- Cover of 1969 souvenir program
- Music: Meredith Willson
- Lyrics: Meredith Willson
- Book: Meredith Willson Richard Morris
- Productions: 1969 Los Angeles / San Francisco

= 1491 (musical) =

American musical

1491 is a musical centered around Christopher Columbus before his voyage to discover the New World. Music and lyrics are by American composer and playwright Meredith Willson. It was Willson's final musical. The book was by Willson and Richard Morris (Note: Morris' other credits include the screenplay of the 1967 film Thoroughly Modern Millie.) with additional material by Ira Barmak, (Note: Barmak's other credits including production of the 1987 film Hotel Colonial.) and was based on an idea by Ed Ainsworth, a columnist for the Los Angeles Times.

==History==
The musical was intended to open in California in 1967, before transferring to Broadway. Willson spent two years researching Columbus and traveling in Spain and Italy for possible material.

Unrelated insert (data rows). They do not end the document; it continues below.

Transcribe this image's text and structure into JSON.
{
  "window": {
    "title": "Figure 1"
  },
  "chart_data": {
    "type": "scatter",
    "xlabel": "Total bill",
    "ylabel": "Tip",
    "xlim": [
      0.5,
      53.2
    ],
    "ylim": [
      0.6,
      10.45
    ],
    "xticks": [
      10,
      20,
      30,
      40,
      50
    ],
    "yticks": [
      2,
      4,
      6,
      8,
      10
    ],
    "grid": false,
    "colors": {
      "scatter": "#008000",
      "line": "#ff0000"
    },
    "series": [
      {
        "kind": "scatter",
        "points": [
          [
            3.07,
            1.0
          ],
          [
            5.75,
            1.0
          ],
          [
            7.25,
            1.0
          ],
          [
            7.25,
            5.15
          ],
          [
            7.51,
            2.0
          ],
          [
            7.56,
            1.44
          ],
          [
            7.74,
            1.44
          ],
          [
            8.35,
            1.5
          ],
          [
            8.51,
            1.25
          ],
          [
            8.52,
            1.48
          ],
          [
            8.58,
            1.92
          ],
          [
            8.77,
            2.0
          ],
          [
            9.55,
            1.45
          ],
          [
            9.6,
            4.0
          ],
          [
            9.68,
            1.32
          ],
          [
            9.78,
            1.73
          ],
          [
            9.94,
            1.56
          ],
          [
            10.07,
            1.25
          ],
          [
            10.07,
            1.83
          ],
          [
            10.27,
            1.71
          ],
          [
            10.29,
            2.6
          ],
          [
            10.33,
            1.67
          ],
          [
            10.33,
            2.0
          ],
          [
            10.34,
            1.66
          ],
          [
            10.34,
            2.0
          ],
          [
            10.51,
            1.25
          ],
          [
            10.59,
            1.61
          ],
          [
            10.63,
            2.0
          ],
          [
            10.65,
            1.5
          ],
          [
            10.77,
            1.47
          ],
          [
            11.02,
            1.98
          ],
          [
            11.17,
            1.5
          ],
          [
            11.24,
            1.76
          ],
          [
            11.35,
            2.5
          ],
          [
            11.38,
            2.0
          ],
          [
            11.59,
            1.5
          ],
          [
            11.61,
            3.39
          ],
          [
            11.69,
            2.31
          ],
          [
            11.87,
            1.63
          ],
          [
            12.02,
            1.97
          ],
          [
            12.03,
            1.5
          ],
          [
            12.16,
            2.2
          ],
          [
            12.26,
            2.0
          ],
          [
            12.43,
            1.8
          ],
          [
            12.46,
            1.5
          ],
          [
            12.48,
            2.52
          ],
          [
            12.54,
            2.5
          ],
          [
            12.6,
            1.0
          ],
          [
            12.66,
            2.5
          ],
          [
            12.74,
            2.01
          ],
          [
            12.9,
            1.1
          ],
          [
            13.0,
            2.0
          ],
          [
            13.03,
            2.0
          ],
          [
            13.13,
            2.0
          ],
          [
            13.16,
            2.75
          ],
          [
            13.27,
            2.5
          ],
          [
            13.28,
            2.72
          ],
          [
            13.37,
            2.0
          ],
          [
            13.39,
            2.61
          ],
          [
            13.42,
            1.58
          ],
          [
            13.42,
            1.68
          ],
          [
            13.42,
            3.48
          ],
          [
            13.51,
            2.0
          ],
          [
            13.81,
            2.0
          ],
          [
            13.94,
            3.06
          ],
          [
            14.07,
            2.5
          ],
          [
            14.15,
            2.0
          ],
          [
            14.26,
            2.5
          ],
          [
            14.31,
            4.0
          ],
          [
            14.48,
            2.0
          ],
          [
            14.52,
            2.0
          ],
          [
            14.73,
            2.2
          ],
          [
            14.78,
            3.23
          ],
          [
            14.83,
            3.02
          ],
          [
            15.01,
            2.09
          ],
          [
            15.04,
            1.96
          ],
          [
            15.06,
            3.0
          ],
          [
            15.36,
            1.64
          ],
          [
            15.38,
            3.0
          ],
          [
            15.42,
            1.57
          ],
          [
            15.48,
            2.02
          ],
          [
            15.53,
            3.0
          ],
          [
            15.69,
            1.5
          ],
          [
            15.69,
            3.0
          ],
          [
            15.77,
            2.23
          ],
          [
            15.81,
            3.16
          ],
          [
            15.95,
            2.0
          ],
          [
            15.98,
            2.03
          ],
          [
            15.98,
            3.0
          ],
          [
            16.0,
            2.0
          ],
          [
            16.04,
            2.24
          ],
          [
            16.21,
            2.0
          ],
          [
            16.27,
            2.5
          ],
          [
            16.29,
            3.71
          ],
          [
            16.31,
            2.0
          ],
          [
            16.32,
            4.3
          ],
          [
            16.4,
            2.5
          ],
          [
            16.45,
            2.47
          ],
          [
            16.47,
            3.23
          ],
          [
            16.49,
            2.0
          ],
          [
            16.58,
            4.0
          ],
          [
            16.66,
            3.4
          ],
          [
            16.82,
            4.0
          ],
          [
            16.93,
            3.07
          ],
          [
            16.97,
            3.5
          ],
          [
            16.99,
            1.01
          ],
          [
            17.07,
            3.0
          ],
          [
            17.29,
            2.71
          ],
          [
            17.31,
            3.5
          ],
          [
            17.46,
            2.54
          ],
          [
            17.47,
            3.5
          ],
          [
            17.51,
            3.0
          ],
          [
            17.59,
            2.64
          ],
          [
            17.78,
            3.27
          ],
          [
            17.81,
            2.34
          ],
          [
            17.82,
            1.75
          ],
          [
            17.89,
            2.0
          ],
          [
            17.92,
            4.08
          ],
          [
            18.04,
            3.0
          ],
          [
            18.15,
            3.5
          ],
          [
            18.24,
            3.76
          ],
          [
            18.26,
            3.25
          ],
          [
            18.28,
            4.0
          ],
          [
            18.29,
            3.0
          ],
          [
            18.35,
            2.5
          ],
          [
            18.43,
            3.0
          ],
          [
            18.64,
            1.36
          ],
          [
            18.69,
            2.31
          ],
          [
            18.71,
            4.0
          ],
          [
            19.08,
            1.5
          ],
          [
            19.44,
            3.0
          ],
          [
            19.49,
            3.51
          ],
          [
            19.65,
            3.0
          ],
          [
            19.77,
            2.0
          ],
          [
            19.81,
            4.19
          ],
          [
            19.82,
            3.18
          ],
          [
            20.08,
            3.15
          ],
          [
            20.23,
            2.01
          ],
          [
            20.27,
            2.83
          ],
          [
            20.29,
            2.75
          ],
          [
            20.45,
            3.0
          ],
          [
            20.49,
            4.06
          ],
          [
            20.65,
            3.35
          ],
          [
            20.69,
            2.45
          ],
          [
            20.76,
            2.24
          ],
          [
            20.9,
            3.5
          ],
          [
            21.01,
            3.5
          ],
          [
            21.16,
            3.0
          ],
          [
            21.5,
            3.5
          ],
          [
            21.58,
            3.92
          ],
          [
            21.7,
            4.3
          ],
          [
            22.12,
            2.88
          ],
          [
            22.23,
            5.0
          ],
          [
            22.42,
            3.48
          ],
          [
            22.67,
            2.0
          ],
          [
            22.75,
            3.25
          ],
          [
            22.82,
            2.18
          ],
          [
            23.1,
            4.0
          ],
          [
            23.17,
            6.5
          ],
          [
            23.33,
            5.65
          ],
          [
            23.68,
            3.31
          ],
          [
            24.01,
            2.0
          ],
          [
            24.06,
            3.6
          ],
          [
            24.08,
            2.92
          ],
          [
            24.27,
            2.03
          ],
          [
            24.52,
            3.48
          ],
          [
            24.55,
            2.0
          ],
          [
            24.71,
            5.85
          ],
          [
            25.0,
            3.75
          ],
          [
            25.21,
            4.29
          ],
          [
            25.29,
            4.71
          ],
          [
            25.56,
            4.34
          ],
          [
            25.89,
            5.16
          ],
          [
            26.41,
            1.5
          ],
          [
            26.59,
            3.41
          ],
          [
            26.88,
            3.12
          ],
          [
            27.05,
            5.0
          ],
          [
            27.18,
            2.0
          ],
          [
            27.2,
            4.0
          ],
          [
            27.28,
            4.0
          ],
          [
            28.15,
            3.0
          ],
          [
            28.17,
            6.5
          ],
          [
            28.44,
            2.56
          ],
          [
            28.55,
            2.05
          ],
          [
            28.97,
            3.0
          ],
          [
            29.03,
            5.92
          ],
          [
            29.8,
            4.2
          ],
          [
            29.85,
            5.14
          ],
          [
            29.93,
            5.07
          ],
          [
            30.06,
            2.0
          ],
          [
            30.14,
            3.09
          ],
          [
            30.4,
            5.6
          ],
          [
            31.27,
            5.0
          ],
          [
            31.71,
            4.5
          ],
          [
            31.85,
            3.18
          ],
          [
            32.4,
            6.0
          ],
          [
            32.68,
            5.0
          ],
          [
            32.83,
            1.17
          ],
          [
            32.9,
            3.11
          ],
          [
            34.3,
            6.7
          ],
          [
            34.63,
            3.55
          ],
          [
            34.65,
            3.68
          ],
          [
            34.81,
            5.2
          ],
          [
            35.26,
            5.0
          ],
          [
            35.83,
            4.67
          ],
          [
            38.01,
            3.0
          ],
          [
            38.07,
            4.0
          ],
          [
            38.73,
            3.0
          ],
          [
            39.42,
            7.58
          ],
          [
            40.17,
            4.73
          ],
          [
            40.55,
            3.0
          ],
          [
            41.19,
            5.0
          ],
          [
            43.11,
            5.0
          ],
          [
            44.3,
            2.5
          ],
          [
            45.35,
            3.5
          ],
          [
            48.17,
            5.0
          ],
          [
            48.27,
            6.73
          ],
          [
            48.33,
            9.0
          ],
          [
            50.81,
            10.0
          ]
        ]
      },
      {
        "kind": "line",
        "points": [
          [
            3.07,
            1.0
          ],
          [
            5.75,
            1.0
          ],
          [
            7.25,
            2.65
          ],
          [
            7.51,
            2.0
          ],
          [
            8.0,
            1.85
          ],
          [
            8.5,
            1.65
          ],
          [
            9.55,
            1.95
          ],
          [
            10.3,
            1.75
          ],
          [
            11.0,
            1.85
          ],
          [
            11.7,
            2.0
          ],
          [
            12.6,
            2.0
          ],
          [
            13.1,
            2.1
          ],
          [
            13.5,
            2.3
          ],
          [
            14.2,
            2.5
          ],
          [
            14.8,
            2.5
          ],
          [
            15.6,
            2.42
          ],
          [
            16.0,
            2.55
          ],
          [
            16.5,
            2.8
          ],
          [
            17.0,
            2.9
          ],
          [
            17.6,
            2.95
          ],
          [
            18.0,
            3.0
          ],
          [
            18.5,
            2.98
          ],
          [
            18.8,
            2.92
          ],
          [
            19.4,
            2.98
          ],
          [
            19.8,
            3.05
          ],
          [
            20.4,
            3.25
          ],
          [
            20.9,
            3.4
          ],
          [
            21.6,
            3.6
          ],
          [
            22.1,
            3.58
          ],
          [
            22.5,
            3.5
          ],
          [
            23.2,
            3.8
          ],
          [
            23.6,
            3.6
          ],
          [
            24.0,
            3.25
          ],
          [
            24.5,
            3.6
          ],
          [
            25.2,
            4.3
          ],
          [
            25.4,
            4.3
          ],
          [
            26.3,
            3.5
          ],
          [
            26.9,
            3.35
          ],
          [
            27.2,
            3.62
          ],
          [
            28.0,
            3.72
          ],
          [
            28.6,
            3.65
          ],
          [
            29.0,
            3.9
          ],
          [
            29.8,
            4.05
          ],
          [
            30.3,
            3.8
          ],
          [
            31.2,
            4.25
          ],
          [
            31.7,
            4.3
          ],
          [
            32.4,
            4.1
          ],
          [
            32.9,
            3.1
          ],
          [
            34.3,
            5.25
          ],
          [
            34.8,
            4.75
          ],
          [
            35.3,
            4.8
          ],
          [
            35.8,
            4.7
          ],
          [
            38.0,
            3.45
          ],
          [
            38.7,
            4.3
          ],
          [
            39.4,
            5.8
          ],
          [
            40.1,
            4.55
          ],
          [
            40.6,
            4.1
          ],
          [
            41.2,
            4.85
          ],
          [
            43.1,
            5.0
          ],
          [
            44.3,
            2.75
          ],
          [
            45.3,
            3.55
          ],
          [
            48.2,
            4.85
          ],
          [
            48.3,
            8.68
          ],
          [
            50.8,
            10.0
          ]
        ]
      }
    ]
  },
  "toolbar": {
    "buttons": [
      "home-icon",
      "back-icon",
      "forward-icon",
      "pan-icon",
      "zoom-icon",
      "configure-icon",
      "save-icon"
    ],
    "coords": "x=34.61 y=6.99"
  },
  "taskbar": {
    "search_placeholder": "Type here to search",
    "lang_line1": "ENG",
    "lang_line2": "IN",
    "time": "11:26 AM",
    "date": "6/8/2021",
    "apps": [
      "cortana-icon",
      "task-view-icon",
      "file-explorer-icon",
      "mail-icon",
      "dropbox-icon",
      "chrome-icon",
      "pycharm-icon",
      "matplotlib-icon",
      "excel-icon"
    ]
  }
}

Produced by the Los Angeles Civic Light Opera, the musical opened in Los Angeles on September 2, 1969, and later transferred to San Francisco where it closed on December 13, 1969. The musical closed before reaching Broadway.

Richard Morris was the director, Edwin Lester was the producer, and Danny Daniels was the choreographer. John Cullum starred as Christopher Columbus and Chita Rivera starred as his mistress. Jean Fenn played Queen Isabella. Initially, Sergio Franchi had been cast as Columbus.